Soweit die Beklagte einwendet, dass doch auch die Interessensbeeinträchtigung des Klägers nicht allzu hoch anzusetzen wäre, so ist darauf hinzuweisen, dass das Tatbestandsmerkmal der Beeinträchtigung wesentlicher Interessen dann erfüllt ist, wenn die durch die Kündigung bewirkte finanzielle Schlechterstellung ein solches Ausmaß erreicht, dass sie eine fühlbare ins Gewicht fallende Beeinträchtigung der wirtschaftlichen Lage zufolge hat, ohne dass eine soziale Notlage oder Existenzgefährdung eintreten müsste (vgl RIS-Justiz RS0051753 mwN zuletzt 8 ObA 53/04h, RIS-Justiz RS0051727). Auch hier kann eine Beurteilung nur nach den Umständen des Einzelfalles erfolgen und liegt regelmäßig keine erhebliche Rechtsfrage im Sinne des § 502 Abs 1 ZPO vor (vgl 8 ObA 127/03i).
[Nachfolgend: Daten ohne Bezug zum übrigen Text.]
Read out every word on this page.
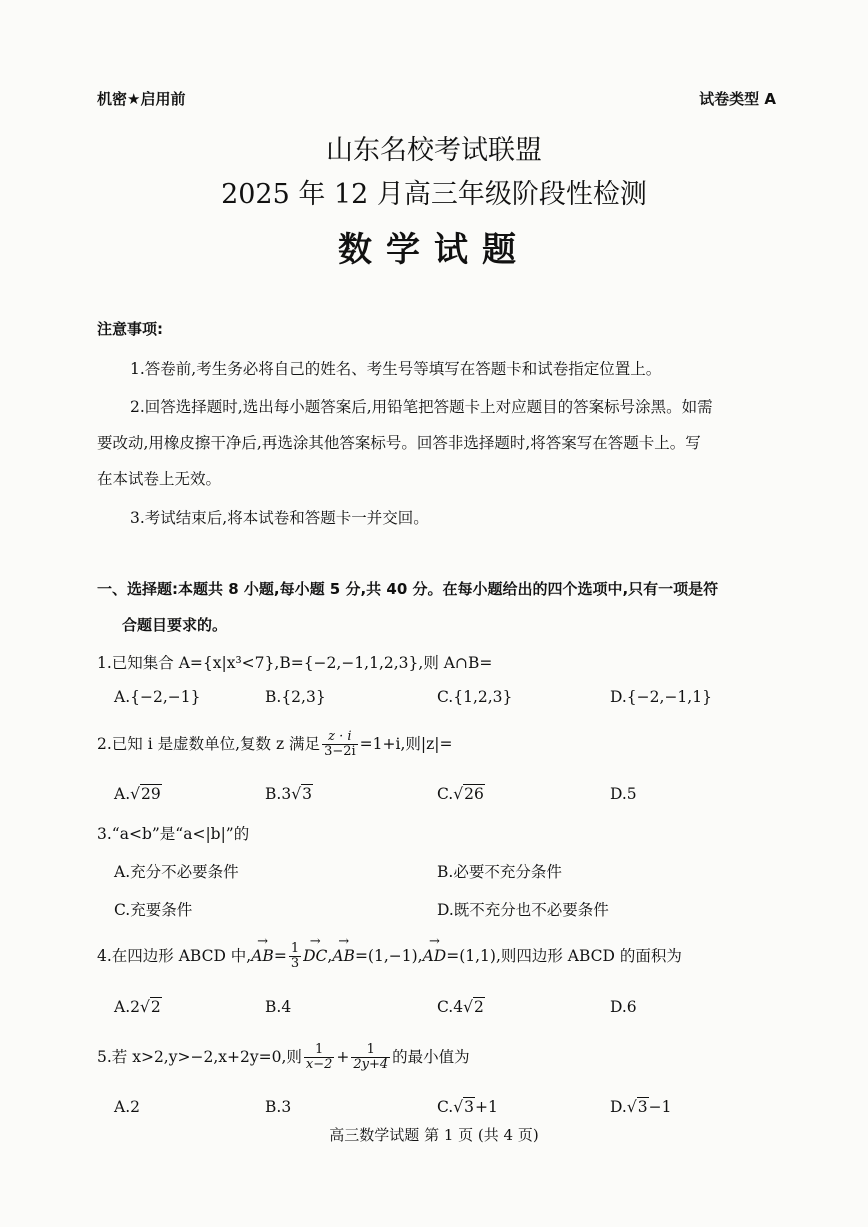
机密★启用前	试卷类型 A
山东名校考试联盟
2025 年 12 月高三年级阶段性检测
数学试题
注意事项:
1.答卷前,考生务必将自己的姓名、考生号等填写在答题卡和试卷指定位置上。
2.回答选择题时,选出每小题答案后,用铅笔把答题卡上对应题目的答案标号涂黑。如需
要改动,用橡皮擦干净后,再选涂其他答案标号。回答非选择题时,将答案写在答题卡上。写
在本试卷上无效。
3.考试结束后,将本试卷和答题卡一并交回。
一、选择题:本题共 8 小题,每小题 5 分,共 40 分。在每小题给出的四个选项中,只有一项是符
合题目要求的。
1.已知集合 A={x|x³<7},B={−2,−1,1,2,3},则 A∩B=
A.{−2,−1}	B.{2,3}	C.{1,2,3}	D.{−2,−1,1}
2.已知 i 是虚数单位,复数 z 满足 $\frac{z \cdot i}{3-2i} =1+i$,则|z|=
A.√29	B.3√3	C.√26	D.5
3.“a<b”是“a<|b|”的
A.充分不必要条件	B.必要不充分条件
C.充要条件	D.既不充分也不必要条件
4.在四边形 ABCD 中,→ $AB= \frac{1}{3}$
→ DC,→ AB=(1,−1),→ AD=(1,1),则四边形 ABCD 的面积为
A.2√2	B.4	C.4√2	D.6
5.若 x>2,y>−2,x+2y=0,则 $\frac{1}{x-2} + \frac{1}{2y+4}$ 的最小值为
A.2	B.3	C.√3+1	D.√3−1
高三数学试题 第 1 页 (共 4 页)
In der Einschätzung des Berufungsgerichtes, das beim Kläger bei einer Nettoeinkommensreduktion von ca EUR 1.800,-- auf ca EUR 1.470,--, einer Unterhaltspflicht für einen 13-jährigen Sohn und den entsprechenden monatlichen Fixkosten für die Wohnung udgl eine Interessenbeeinträchtigung bejahte, kann keine vom Obersten Gerichtshof aufzugreifende Fehlbeurteilung gesehen werden.
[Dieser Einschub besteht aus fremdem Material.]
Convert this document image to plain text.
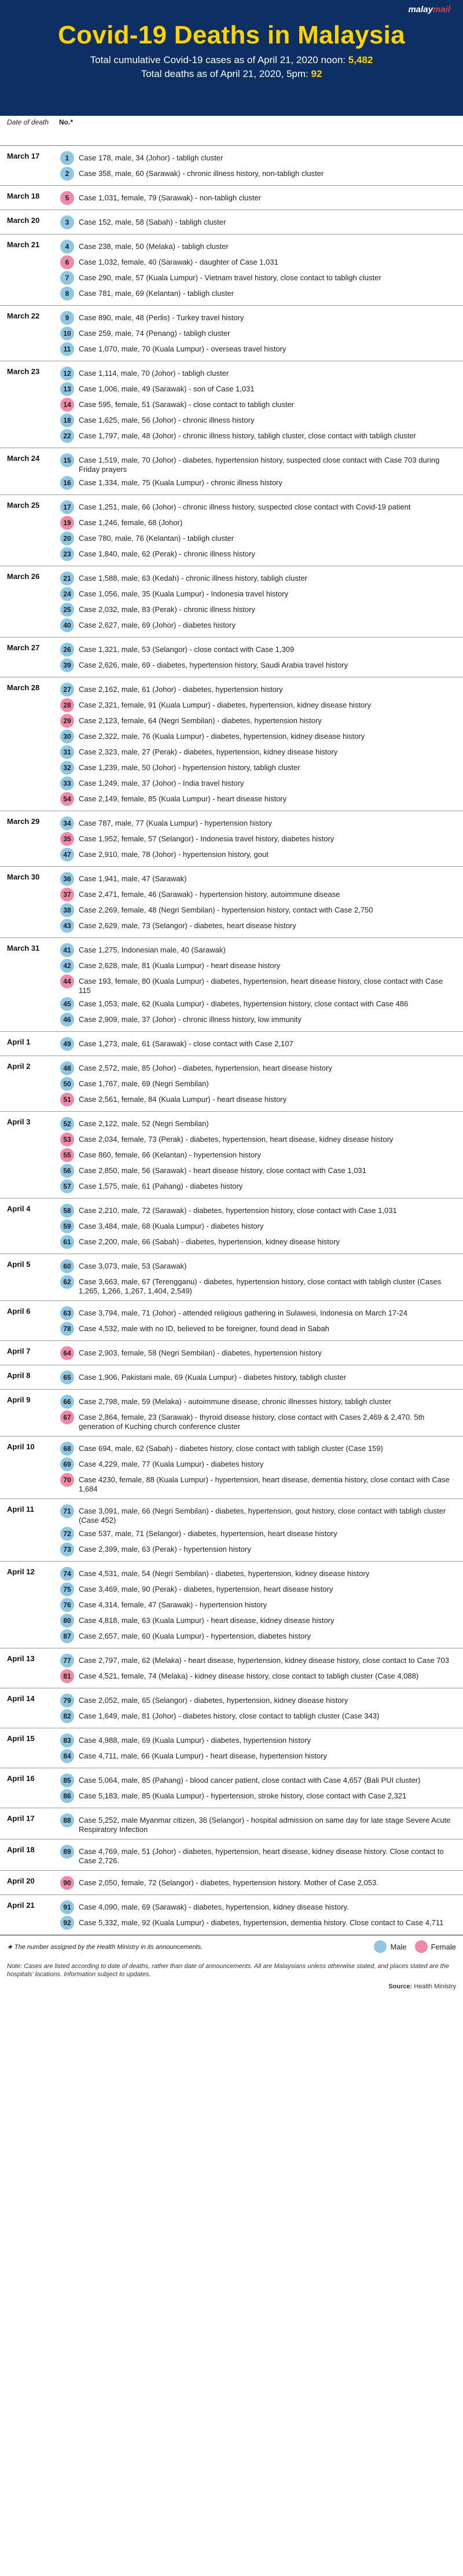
malaymail
Covid-19 Deaths in Malaysia
Total cumulative Covid-19 cases as of April 21, 2020 noon: 5,482
Total deaths as of April 21, 2020, 5pm: 92
Date of death	No.*
March 17	1	Case 178, male, 34 (Johor) - tabligh cluster
2	Case 358, male, 60 (Sarawak) - chronic illness history, non-tabligh cluster
March 18	5	Case 1,031, female, 79 (Sarawak) - non-tabligh cluster
March 20	3	Case 152, male, 58 (Sabah) - tabligh cluster
March 21	4	Case 238, male, 50 (Melaka) - tabligh cluster
6	Case 1,032, female, 40 (Sarawak) - daughter of Case 1,031
7	Case 290, male, 57 (Kuala Lumpur) - Vietnam travel history, close contact to tabligh cluster
8	Case 781, male, 69 (Kelantan) - tabligh cluster
March 22	9	Case 890, male, 48 (Perlis) - Turkey travel history
10	Case 259, male, 74 (Penang) - tabligh cluster
11	Case 1,070, male, 70 (Kuala Lumpur) - overseas travel history
March 23	12	Case 1,114, male, 70 (Johor) - tabligh cluster
13	Case 1,006, male, 49 (Sarawak) - son of Case 1,031
14	Case 595, female, 51 (Sarawak) - close contact to tabligh cluster
18	Case 1,625, male, 56 (Johor) - chronic illness history
22	Case 1,797, male, 48 (Johor) - chronic illness history, tabligh cluster, close contact with tabligh cluster
March 24	15	Case 1,519, male, 70 (Johor) - diabetes, hypertension history, suspected close contact with Case 703 during Friday prayers
16	Case 1,334, male, 75 (Kuala Lumpur) - chronic illness history
March 25	17	Case 1,251, male, 66 (Johor) - chronic illness history, suspected close contact with Covid-19 patient
19	Case 1,246, female, 68 (Johor)
20	Case 780, male, 76 (Kelantan) - tabligh cluster
23	Case 1,840, male, 62 (Perak) - chronic illness history
March 26	21	Case 1,588, male, 63 (Kedah) - chronic illness history, tabligh cluster
24	Case 1,056, male, 35 (Kuala Lumpur) - Indonesia travel history
25	Case 2,032, male, 83 (Perak) - chronic illness history
40	Case 2,627, male, 69 (Johor) - diabetes history
March 27	26	Case 1,321, male, 53 (Selangor) - close contact with Case 1,309
39	Case 2,626, male, 69 - diabetes, hypertension history, Saudi Arabia travel history
March 28	27	Case 2,162, male, 61 (Johor) - diabetes, hypertension history
28	Case 2,321, female, 91 (Kuala Lumpur) - diabetes, hypertension, kidney disease history
29	Case 2,123, female, 64 (Negri Sembilan) - diabetes, hypertension history
30	Case 2,322, male, 76 (Kuala Lumpur) - diabetes, hypertension, kidney disease history
31	Case 2,323, male, 27 (Perak) - diabetes, hypertension, kidney disease history
32	Case 1,239, male, 50 (Johor) - hypertension history, tabligh cluster
33	Case 1,249, male, 37 (Johor) - India travel history
54	Case 2,149, female, 85 (Kuala Lumpur) - heart disease history
March 29	34	Case 787, male, 77 (Kuala Lumpur) - hypertension history
35	Case 1,952, female, 57 (Selangor) - Indonesia travel history, diabetes history
47	Case 2,910, male, 78 (Johor) - hypertension history, gout
March 30	36	Case 1,941, male, 47 (Sarawak)
37	Case 2,471, female, 46 (Sarawak) - hypertension history, autoimmune disease
38	Case 2,269, female, 48 (Negri Sembilan) - hypertension history, contact with Case 2,750
43	Case 2,629, male, 73 (Selangor) - diabetes, heart disease history
March 31	41	Case 1,275, Indonesian male, 40 (Sarawak)
42	Case 2,628, male, 81 (Kuala Lumpur) - heart disease history
44	Case 193, female, 80 (Kuala Lumpur) - diabetes, hypertension, heart disease history, close contact with Case 115
45	Case 1,053, male, 62 (Kuala Lumpur) - diabetes, hypertension history, close contact with Case 486
46	Case 2,909, male, 37 (Johor) - chronic illness history, low immunity
April 1	49	Case 1,273, male, 61 (Sarawak) - close contact with Case 2,107
April 2	48	Case 2,572, male, 85 (Johor) - diabetes, hypertension, heart disease history
50	Case 1,767, male, 69 (Negri Sembilan)
51	Case 2,561, female, 84 (Kuala Lumpur) - heart disease history
April 3	52	Case 2,122, male, 52 (Negri Sembilan)
53	Case 2,034, female, 73 (Perak) - diabetes, hypertension, heart disease, kidney disease history
55	Case 860, female, 66 (Kelantan) - hypertension history
56	Case 2,850, male, 56 (Sarawak) - heart disease history, close contact with Case 1,031
57	Case 1,575, male, 61 (Pahang) - diabetes history
April 4	58	Case 2,210, male, 72 (Sarawak) - diabetes, hypertension history, close contact with Case 1,031
59	Case 3,484, male, 68 (Kuala Lumpur) - diabetes history
61	Case 2,200, male, 66 (Sabah) - diabetes, hypertension, kidney disease history
April 5	60	Case 3,073, male, 53 (Sarawak)
62	Case 3,663, male, 67 (Terengganu) - diabetes, hypertension history, close contact with tabligh cluster (Cases 1,265, 1,266, 1,267, 1,404, 2,549)
April 6	63	Case 3,794, male, 71 (Johor) - attended religious gathering in Sulawesi, Indonesia on March 17-24
78	Case 4,532, male with no ID, believed to be foreigner, found dead in Sabah
April 7	64	Case 2,903, female, 58 (Negri Sembilan) - diabetes, hypertension history
April 8	65	Case 1,906, Pakistani male, 69 (Kuala Lumpur) - diabetes history, tabligh cluster
April 9	66	Case 2,798, male, 59 (Melaka) - autoimmune disease, chronic illnesses history, tabligh cluster
67	Case 2,864, female, 23 (Sarawak) - thyroid disease history, close contact with Cases 2,469 & 2,470. 5th generation of Kuching church conference cluster
April 10	68	Case 694, male, 62 (Sabah) - diabetes history, close contact with tabligh cluster (Case 159)
69	Case 4,229, male, 77 (Kuala Lumpur) - diabetes history
70	Case 4230, female, 88 (Kuala Lumpur) - hypertension, heart disease, dementia history, close contact with Case 1,684
April 11	71	Case 3,091, male, 66 (Negri Sembilan) - diabetes, hypertension, gout history, close contact with tabligh cluster (Case 452)
72	Case 537, male, 71 (Selangor) - diabetes, hypertension, heart disease history
73	Case 2,399, male, 63 (Perak) - hypertension history
April 12	74	Case 4,531, male, 54 (Negri Sembilan) - diabetes, hypertension, kidney disease history
75	Case 3,469, male, 90 (Perak) - diabetes, hypertension, heart disease history
76	Case 4,314, female, 47 (Sarawak) - hypertension history
80	Case 4,818, male, 63 (Kuala Lumpur) - heart disease, kidney disease history
87	Case 2,657, male, 60 (Kuala Lumpur) - hypertension, diabetes history
April 13	77	Case 2,797, male, 62 (Melaka) - heart disease, hypertension, kidney disease history, close contact to Case 703
81	Case 4,521, female, 74 (Melaka) - kidney disease history, close contact to tabligh cluster (Case 4,088)
April 14	79	Case 2,052, male, 65 (Selangor) - diabetes, hypertension, kidney disease history
82	Case 1,649, male, 81 (Johor) - diabetes history, close contact to tabligh cluster (Case 343)
April 15	83	Case 4,988, male, 69 (Kuala Lumpur) - diabetes, hypertension history
84	Case 4,711, male, 66 (Kuala Lumpur) - heart disease, hypertension history
April 16	85	Case 5,064, male, 85 (Pahang) - blood cancer patient, close contact with Case 4,657 (Bali PUI cluster)
86	Case 5,183, male, 85 (Kuala Lumpur) - hypertension, stroke history, close contact with Case 2,321
April 17	88	Case 5,252, male Myanmar citizen, 36 (Selangor) - hospital admission on same day for late stage Severe Acute Respiratory Infection
April 18	89	Case 4,769, male, 51 (Johor) - diabetes, hypertension, heart disease, kidney disease history. Close contact to Case 2,726.
April 20	90	Case 2,050, female, 72 (Selangor) - diabetes, hypertension history. Mother of Case 2,053.
April 21	91	Case 4,090, male, 69 (Sarawak) - diabetes, hypertension, kidney disease history.
92	Case 5,332, male, 92 (Kuala Lumpur) - diabetes, hypertension, dementia history. Close contact to Case 4,711
★ The number assigned by the Health Ministry in its announcements.	Male	Female
Note: Cases are listed according to date of deaths, rather than date of announcements. All are Malaysians unless otherwise stated, and places stated are the hospitals' locations. Information subject to updates.
Source: Health Ministry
Im Zusammenhang mit der vom Berufungsgericht angenommenen Verletzung der sozialen Gestaltungspflicht bei den von der Beklagten vorgenommenen Rationalisierungsmaßnahmen (vgl allgemein RIS-Justiz RS0052008 mwN, RIS-Justiz RS0051942 mwN, RIS-Justiz RS0051827 mwN) verweist die Beklagte im Wesentlichen nur darauf, dass der Arbeitsplatz des Klägers durch die Zusammenlegung weggefallen sei, der Mitarbeiterstand reduziert wurde und keine Arbeitnehmer neu aufgenommen wurden. Sie setzt sich aber nicht damit auseinander, dass nach den Feststellungen eine Weiterbeschäftigung des Klägers im Brauereibereich unter anderem als Schlosser zumutbar gewesen wäre und im Übrigen auch zahlreiche Überstunden geleistet und Leiharbeiter eingesetzt wurden. Der Oberste Gerichtshof hat aber bereits mehrmals ausgesprochen, dass der Arbeitgeber alle Umstände zu behaupten und zu beweisen hat, die für die Annahme des Ausnahmetatbestandes der „betrieblichen Erfordernisse" wesentlich sind (vgl RIS-Justiz RS00110154; OGH 9 ObA 142/97s; OGH 9 ObA 233/98z), was jedenfalls für Fälle, in denen auf Grund festgestellter Umstände Gestaltungsmöglichkeiten, die eine Kündigung vermeiden hätten können, nahe liegen, auch hinsichtlich der Umstände zu gelten hat, die gegen diese Gestaltungsmöglichkeiten sprechen.

Insgesamt vermag es die Beklagte jedenfalls auch in diesem Zusammenhang nicht, eine erhebliche Rechtsfrage im Sinne des § 502 Abs 1 ZPO darzustellen.